Oui, c’est la fin d’un monde, celui des « petites histoires » dont nous avons hérité et que nous avons portées, parfois avec grande fierté et, d’autres fois, avec honte et culpabilité. Mais toute fin est un début : la mort de ce que nous pensions être fait partie du cheminement qui nous mène vers la rencontre de ce que nous sommes vraiment. Permettre au passé de mourir aux histoires de peur de périr, à la souffrance de s’évanouir, c’est s’ouvrir à une nouvelle histoire pleine de gloire.

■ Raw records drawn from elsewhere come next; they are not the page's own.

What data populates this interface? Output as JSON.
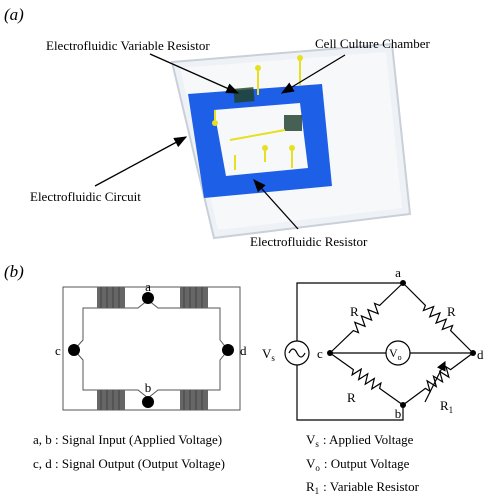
{
  "panel_a": {
    "label": "(a)",
    "callouts": [
      "Electrofluidic Variable Resistor",
      "Cell Culture Chamber",
      "Electrofluidic Circuit",
      "Electrofluidic Resistor"
    ]
  },
  "panel_b": {
    "label": "(b)",
    "circuit_nodes": [
      "a",
      "b",
      "c",
      "d"
    ],
    "bridge_nodes": [
      "a",
      "b",
      "c",
      "d"
    ],
    "bridge_resistors": [
      "R",
      "R",
      "R"
    ],
    "source": {
      "main": "V",
      "sub": "s"
    },
    "meter": {
      "main": "V",
      "sub": "o"
    },
    "variable_resistor": {
      "main": "R",
      "sub": "1"
    },
    "legend_left": [
      "a, b : Signal Input (Applied Voltage)",
      "c, d : Signal Output (Output Voltage)"
    ],
    "legend_right": [
      {
        "main": "V",
        "sub": "s",
        "text": ": Applied Voltage"
      },
      {
        "main": "V",
        "sub": "o",
        "text": ": Output Voltage"
      },
      {
        "main": "R",
        "sub": "1",
        "text": ": Variable Resistor"
      }
    ]
  }
}
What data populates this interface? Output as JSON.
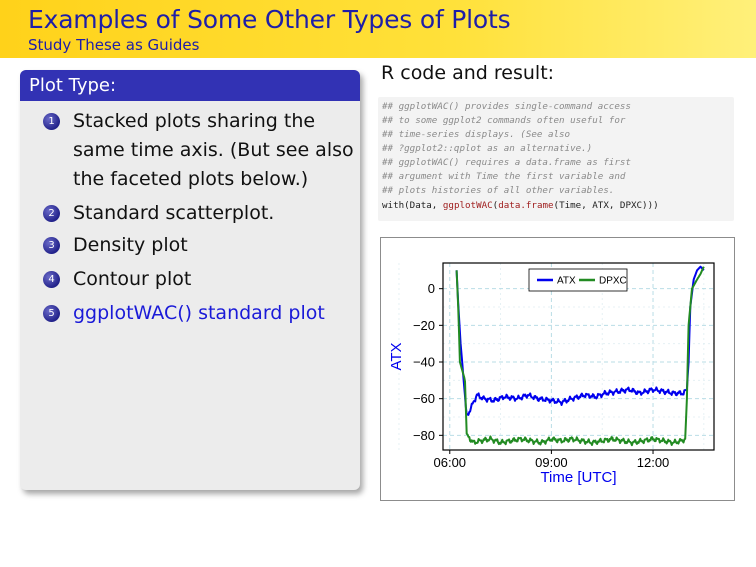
{
  "header": {
    "title": "Examples of Some Other Types of Plots",
    "subtitle": "Study These as Guides"
  },
  "block": {
    "title": "Plot Type:",
    "items": [
      {
        "num": "1",
        "lines": [
          "Stacked plots sharing the",
          "same time axis. (But see also",
          "the faceted plots below.)"
        ]
      },
      {
        "num": "2",
        "lines": [
          "Standard scatterplot."
        ]
      },
      {
        "num": "3",
        "lines": [
          "Density plot"
        ]
      },
      {
        "num": "4",
        "lines": [
          "Contour plot"
        ]
      },
      {
        "num": "5",
        "lines": [
          "ggplotWAC() standard plot"
        ],
        "highlighted": true
      }
    ]
  },
  "right_title": "R code and result:",
  "code": {
    "comments": [
      "## ggplotWAC() provides single-command access",
      "## to some ggplot2 commands often useful for",
      "## time-series displays. (See also",
      "## ?ggplot2::qplot as an alternative.)",
      "## ggplotWAC() requires a data.frame as first",
      "## argument with Time the first variable and",
      "## plots histories of all other variables."
    ],
    "cmd_fn1": "with",
    "cmd_part1": "(Data, ",
    "cmd_fn2": "ggplotWAC",
    "cmd_part2": "(",
    "cmd_fn3": "data.frame",
    "cmd_part3": "(Time, ATX, DPXC)))"
  },
  "colors": {
    "header_text": "#1e1ea8",
    "block_head": "#3232b4",
    "highlight_text": "#1a1ad8",
    "series_atx": "#0000ee",
    "series_dpxc": "#228b22"
  },
  "chart_data": {
    "type": "line",
    "xlabel": "Time [UTC]",
    "ylabel": "ATX",
    "x_ticks": [
      "06:00",
      "09:00",
      "12:00"
    ],
    "y_ticks": [
      0,
      -20,
      -40,
      -60,
      -80
    ],
    "xlim_hours": [
      5.8,
      13.8
    ],
    "ylim": [
      -88,
      14
    ],
    "grid": true,
    "legend_position": "top-center",
    "series": [
      {
        "name": "ATX",
        "x_hours": [
          6.2,
          6.25,
          6.32,
          6.5,
          6.8,
          7.0,
          7.3,
          7.6,
          8.0,
          8.3,
          8.6,
          9.0,
          9.3,
          9.6,
          10.0,
          10.3,
          10.6,
          11.0,
          11.3,
          11.6,
          12.0,
          12.3,
          12.6,
          12.9,
          13.0,
          13.05,
          13.1,
          13.2,
          13.3,
          13.4,
          13.5
        ],
        "values": [
          10,
          -8,
          -30,
          -70,
          -58,
          -60,
          -61,
          -59,
          -60,
          -58,
          -60,
          -61,
          -62,
          -60,
          -58,
          -59,
          -57,
          -56,
          -55,
          -57,
          -55,
          -56,
          -57,
          -57,
          -55,
          -40,
          -10,
          5,
          10,
          12,
          10
        ]
      },
      {
        "name": "DPXC",
        "x_hours": [
          6.2,
          6.25,
          6.3,
          6.45,
          6.5,
          6.7,
          6.9,
          7.2,
          7.5,
          7.8,
          8.1,
          8.4,
          8.7,
          9.0,
          9.3,
          9.6,
          9.9,
          10.2,
          10.5,
          10.8,
          11.1,
          11.4,
          11.7,
          12.0,
          12.3,
          12.6,
          12.85,
          12.95,
          13.0,
          13.05,
          13.15,
          13.3,
          13.4,
          13.5
        ],
        "values": [
          10,
          -10,
          -40,
          -50,
          -80,
          -84,
          -83,
          -82,
          -84,
          -83,
          -82,
          -83,
          -84,
          -82,
          -83,
          -82,
          -83,
          -84,
          -83,
          -82,
          -83,
          -84,
          -83,
          -82,
          -83,
          -84,
          -83,
          -82,
          -60,
          -20,
          0,
          5,
          8,
          12
        ]
      }
    ]
  }
}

Quelle gloire? Celle de l’Âme qui s’éveille et qui se rappelle qu’elle est majestueuse et lumineuse. Celle de l’Être qui réalise sa nature et ressent sa plénitude. Celle de la rencontre amoureuse entre l’Âme et l’Être, entre le cœur sacré et l’esprit saint. C’est la manifestation glorieuse du printemps éternel de l’Âme qui s’est éveillée et qui contemple avec émerveillement et joie l’Être qu’elle est vraiment.

La graine dont la coquille a été fendue pendant la nuit noire de l’Âme peut maintenant germer dans l’amour du cœur conscient, planter ses racines dans les profondeurs du corps et faire monter ses branches et ses bourgeons vers la gorge et la tête. Le mental, maintenant nourri d’une nouvelle énergie expansive, découvre aussi ce printemps spirituel parce que des milliers de fleurs à pétales de toutes sortes de couleurs ne cessent d’y fleurir et de s’y épanouir.

La prochaine fois que vous aurez l’impression de vivre une nuit noire de l’Âme, rappelez-vous que c’est la coquille qui empêche la graine de germer dans votre cœur conscient qui est en train de se fendre. La plus belle chose que vous puissiez vous offrir dans de tels moments est un bouquet de fleurs, car cela vous rappellera ce qui se passe vraiment en vous : la floraison de votre Être profond, la grande réunion de toutes vos dimensions!